I noticed in one of your old posts...

 

 

If I can recall, you said you were standing around with a women, who was talking about how she made blueberry wine?

Well - personally, I am very interested in other people. People say I make them feel good.

It would have paid to have:

 

- been like " wow cool, blueberry wine, sounds interesting"

- ' how do u make it"

 

.....And learn about how she makes it. I love learing new things, myself, even if I do not intend on remembering much of it!! It is just interesting to hear about how other people can do things, that you cannot do.
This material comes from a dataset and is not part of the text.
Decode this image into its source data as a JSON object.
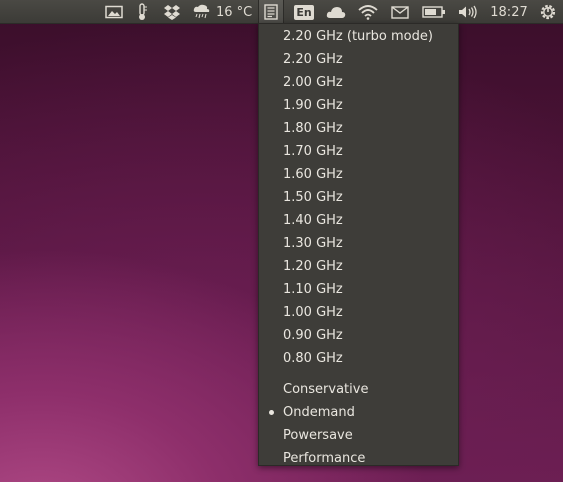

ARE you genuinely interested in leanring about other people? Do you like hearing about things other people enjoy doing? If not, learn to me:)

 

Zen is right - travel is also key, and can help u in interacting with more people. Possible, if your open to it.

Posted
Just devote yourself to positive energy and be proactive in your social approach. What I mean by that is to assert yourself--take action--before falling into self consciousness. Volunteer for things when circumstances call for someone to lend a hand, try to speak first when in situations like a meeting on your job so that you're not waiting for "around the room" to get to you to avoid tenseness and self consciousness. Think of yourself as Miss Definitely and not Miss Nah. Go, go and go. You don't have to worry so much about social cues if you are leading (initiating).

 

 

Yes yes yes yesssssssssssss I learnt to be a positive person!!!!!!1 People like you far more. And, being super nice and helping people feels great:)

Posted

Feel this thread needs a bump....

 

To echo sales training, there are negotiation courses aswell that go with sales training, they are supposed to be really good.

Posted
If someone is not good at reading social cues, and body language, how can they learn? I've tried reading several books about the topic, but not surprisingly, learning social skills from a book hasn't proved very fruitful.

 

If you don't acquire these skills naturally throughout your life, how can you learn about them and improve on them?

 

Take some public speaking classes, acting, or an improv class... would be my suggestion.

 

Those things are all about reading other people. Especially the improv class. The ones I've taken teach you how to offer positive cues to others so that they can easily reciprocate back. It has done wonders for one of my male friends.